Definitely doesn’t sound as great as Kurt Cobain! Vig’s career was launched by Nevermind. He later produced Smashing Pumpkins’ Siamese Dream (and Gish earlier on), and took center stage with Garbage in the mid-90’s.

Vig told Izotope about Nevermind, “Y’know, I started mixing the record as soon as we were done recording it, at Devonshire Studios in North Hollywood. The band was there with me, and it was kind of tough for me to do, because Kurt would sit behind me and say things like, ‘Turn all the treble off the guitars—I want it to sound like Black Sabbath,’ or whatever, and I felt kind of hamstrung to a certain extent. But I did get everything mixed, and I didn’t do a lot of hyping. I kept the mixes pretty au naturel.

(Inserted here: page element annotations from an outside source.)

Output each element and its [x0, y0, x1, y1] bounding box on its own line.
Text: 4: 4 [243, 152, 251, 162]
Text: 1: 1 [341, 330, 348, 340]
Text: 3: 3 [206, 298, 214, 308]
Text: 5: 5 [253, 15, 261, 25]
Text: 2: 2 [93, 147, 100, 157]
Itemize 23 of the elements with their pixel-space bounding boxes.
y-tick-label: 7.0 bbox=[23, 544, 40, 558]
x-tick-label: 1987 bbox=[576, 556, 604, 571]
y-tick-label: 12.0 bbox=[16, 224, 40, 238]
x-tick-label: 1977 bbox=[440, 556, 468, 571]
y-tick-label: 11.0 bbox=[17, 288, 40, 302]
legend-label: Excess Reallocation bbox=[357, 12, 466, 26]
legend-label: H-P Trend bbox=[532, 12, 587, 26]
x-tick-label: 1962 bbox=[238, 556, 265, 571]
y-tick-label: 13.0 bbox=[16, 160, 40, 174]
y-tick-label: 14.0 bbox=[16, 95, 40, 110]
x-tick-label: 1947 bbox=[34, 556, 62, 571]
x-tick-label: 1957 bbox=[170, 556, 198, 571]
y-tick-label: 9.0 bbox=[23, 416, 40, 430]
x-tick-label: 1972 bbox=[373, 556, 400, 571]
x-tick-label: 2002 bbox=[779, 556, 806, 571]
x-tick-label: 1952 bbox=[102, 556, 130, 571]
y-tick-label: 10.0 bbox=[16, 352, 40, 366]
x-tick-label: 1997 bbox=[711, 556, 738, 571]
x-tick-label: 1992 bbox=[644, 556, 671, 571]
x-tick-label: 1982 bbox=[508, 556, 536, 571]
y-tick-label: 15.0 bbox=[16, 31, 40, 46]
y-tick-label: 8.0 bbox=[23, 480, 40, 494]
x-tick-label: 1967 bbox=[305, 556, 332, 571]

But at the time, I think the label thought that the mixes could have a little bit more sheen to them, or they wanted to pump them up a bit more. So they hired Andy Wallace to mix the record. Years later, I pulled out those Devonshire mixes when Nirvana were getting ready to do this 20th Anniversary Edition.

I called up that original mix, and thought I would just compress it a little bit, and add a little mastering EQ to it, and all of a sudden it just came to life, and it really sounded great and more competitive. It was really exciting for me to be able to do that, and to send them into the band and management. They loved it, and ended up including it on the record. In the end, my mixes are just a little more primal sounding than the album version, but they’re exactly the same performances: guitars panned left and right, Kurt singing with some doubling here and there, Dave singing some harmonies, and bass and drums. That’s it. Sure, you can hear some differences between my mix and Andy’s mix, and I think it’ll be interesting for hardcore fans to listen to.”

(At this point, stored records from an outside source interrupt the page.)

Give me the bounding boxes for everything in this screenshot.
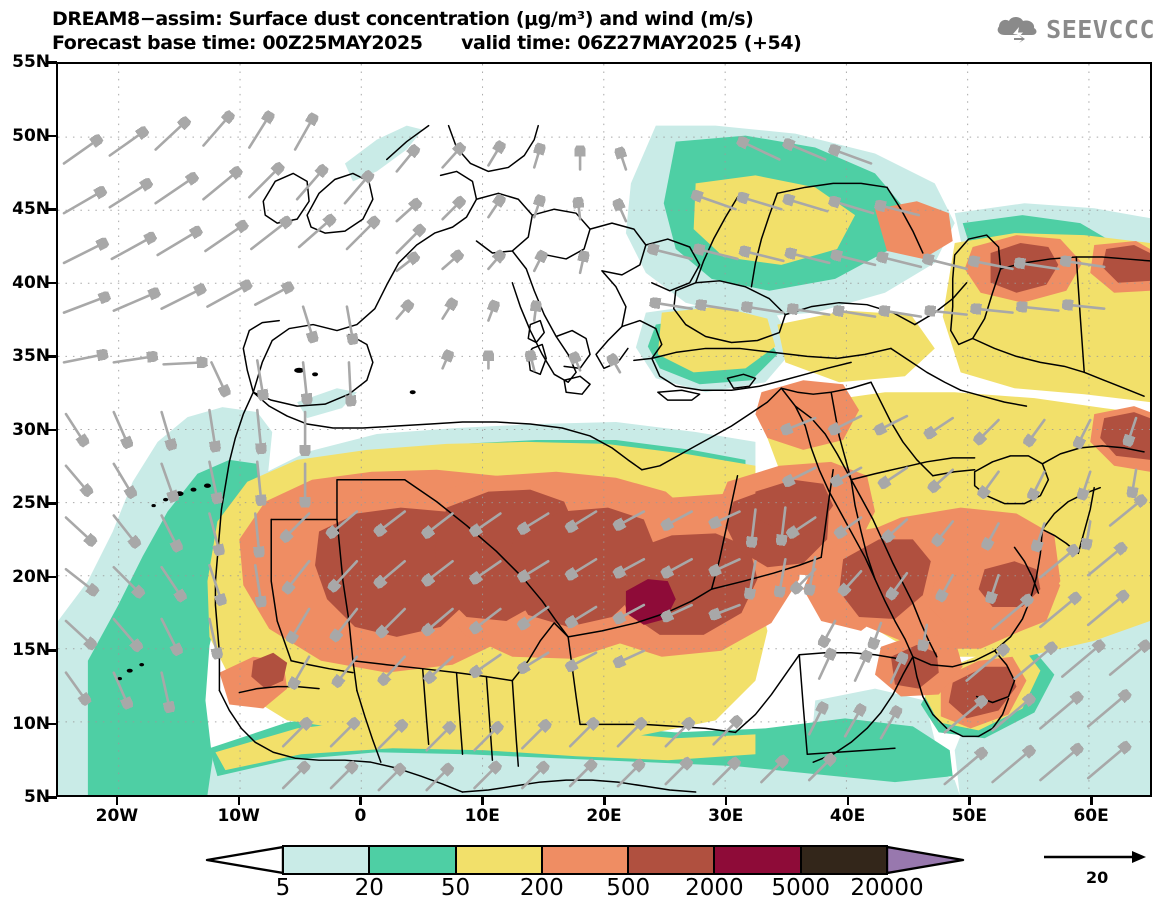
- colorbar-divider: [282, 845, 284, 875]
- colorbar-tick-label: 50: [440, 875, 471, 901]
- coastlines-and-borders: [117, 124, 1150, 793]
- colorbar-tick-label: 5: [275, 875, 291, 901]
- colorbar-divider: [540, 845, 543, 875]
- x-tick-mark: [1090, 797, 1093, 805]
- colorbar-divider: [368, 845, 371, 875]
- forecast-base-time: Forecast base time: 00Z25MAY2025: [52, 32, 423, 54]
- x-tick-label: 50E: [951, 806, 987, 826]
- y-tick-mark: [48, 796, 57, 799]
- x-tick-label: 60E: [1073, 806, 1109, 826]
- x-tick-label: 10W: [217, 806, 260, 826]
- colorbar-swatch: [714, 845, 801, 875]
- colorbar-divider: [799, 845, 802, 875]
- wind-scale-key: 20: [1040, 846, 1150, 890]
- colorbar-tick-label: 20000: [850, 875, 924, 901]
- x-tick-mark: [968, 797, 971, 805]
- chart-subtitle: Forecast base time: 00Z25MAY2025 valid t…: [52, 32, 802, 54]
- y-tick-label: 55N: [12, 52, 50, 72]
- dust-concentration-map: [56, 62, 1152, 797]
- x-tick-mark: [481, 797, 484, 805]
- map-gridlines: [58, 64, 1150, 795]
- colorbar-tick-label: 200: [519, 875, 564, 901]
- y-tick-mark: [48, 355, 57, 358]
- colorbar-max-extend: [887, 845, 965, 875]
- colorbar-swatch: [800, 845, 887, 875]
- forecast-valid-time: valid time: 06Z27MAY2025 (+54): [461, 32, 802, 54]
- x-tick-label: 20E: [586, 806, 622, 826]
- y-tick-label: 35N: [12, 346, 50, 366]
- seevccc-logo: SEEVCCC: [994, 12, 1155, 46]
- y-tick-mark: [48, 61, 57, 64]
- colorbar-swatch: [369, 845, 456, 875]
- y-tick-mark: [48, 649, 57, 652]
- y-tick-mark: [48, 428, 57, 431]
- logo-text: SEEVCCC: [1046, 14, 1155, 44]
- y-tick-label: 10N: [12, 713, 50, 734]
- y-tick-mark: [48, 134, 57, 137]
- colorbar-swatch: [541, 845, 629, 875]
- y-tick-label: 40N: [12, 272, 50, 293]
- colorbar-swatch: [628, 845, 715, 875]
- colorbar-swatch: [283, 845, 370, 875]
- y-tick-mark: [48, 281, 57, 284]
- colorbar-divider: [627, 845, 630, 875]
- colorbar-divider: [454, 845, 457, 875]
- cloud-arrow-icon: [997, 17, 1037, 43]
- chart-header: DREAM8−assim: Surface dust concentration…: [0, 0, 1165, 58]
- colorbar-min-extend: [205, 845, 283, 875]
- y-tick-label: 15N: [12, 640, 50, 660]
- colorbar: 5 20 50 200 500 2000 5000 20000: [205, 845, 965, 901]
- x-tick-label: 30E: [708, 806, 744, 826]
- x-tick-mark: [237, 797, 241, 805]
- wind-scale-label: 20: [1086, 868, 1109, 887]
- colorbar-tick-label: 20: [354, 875, 384, 901]
- y-tick-mark: [48, 208, 57, 211]
- wind-reference-arrow-icon: [1044, 851, 1146, 863]
- x-tick-label: 10E: [464, 806, 500, 826]
- y-tick-mark: [48, 722, 57, 725]
- y-tick-label: 45N: [12, 199, 50, 219]
- x-tick-mark: [603, 797, 606, 805]
- y-tick-label: 30N: [12, 419, 50, 440]
- colorbar-tick-label: 5000: [771, 875, 830, 901]
- y-tick-label: 25N: [12, 493, 50, 513]
- x-tick-mark: [359, 797, 362, 805]
- colorbar-divider: [713, 845, 716, 875]
- colorbar-swatches: 5 20 50 200 500 2000 5000 20000: [205, 845, 965, 901]
- x-tick-label: 0: [354, 806, 367, 826]
- wind-vectors: [62, 116, 1146, 792]
- colorbar-tick-label: 2000: [685, 875, 744, 901]
- y-tick-mark: [48, 575, 57, 578]
- colorbar-tick-label: 500: [606, 875, 651, 901]
- map-canvas: [58, 64, 1150, 795]
- chart-title: DREAM8−assim: Surface dust concentration…: [52, 8, 754, 30]
- x-tick-mark: [724, 797, 728, 805]
- colorbar-swatch: [455, 845, 542, 875]
- x-tick-mark: [115, 797, 119, 805]
- y-tick-label: 20N: [12, 566, 50, 587]
- y-tick-mark: [48, 502, 57, 505]
- x-tick-label: 20W: [95, 806, 139, 826]
- y-tick-label: 50N: [12, 125, 50, 146]
- y-tick-label: 5N: [23, 787, 50, 807]
- x-tick-label: 40E: [829, 806, 866, 826]
- x-tick-mark: [846, 797, 850, 805]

He told Billboard, “You know, I never put the album on. I really, kind of disengaged a little bit from it after the massive success back in the day, especially after I formed Garbage. On the first Garbage tour we would go out and no one knew who we were and we would do an interview and I could see the journalist just waiting at the end to ask me about Nevermind, which was totally understandable. And it wasn’t really until about the 20th anniversary that Dave Grohl, Krist [Novoselic] and I got together a lot and we did a lot of interviews and press for the 20th. And we went back and dug through all the masters, we had the album re-mastered and then we found some outtakes.

That was the point I really re-embraced the album. It obviously changed my life profoundly and I’m still really proud of it.”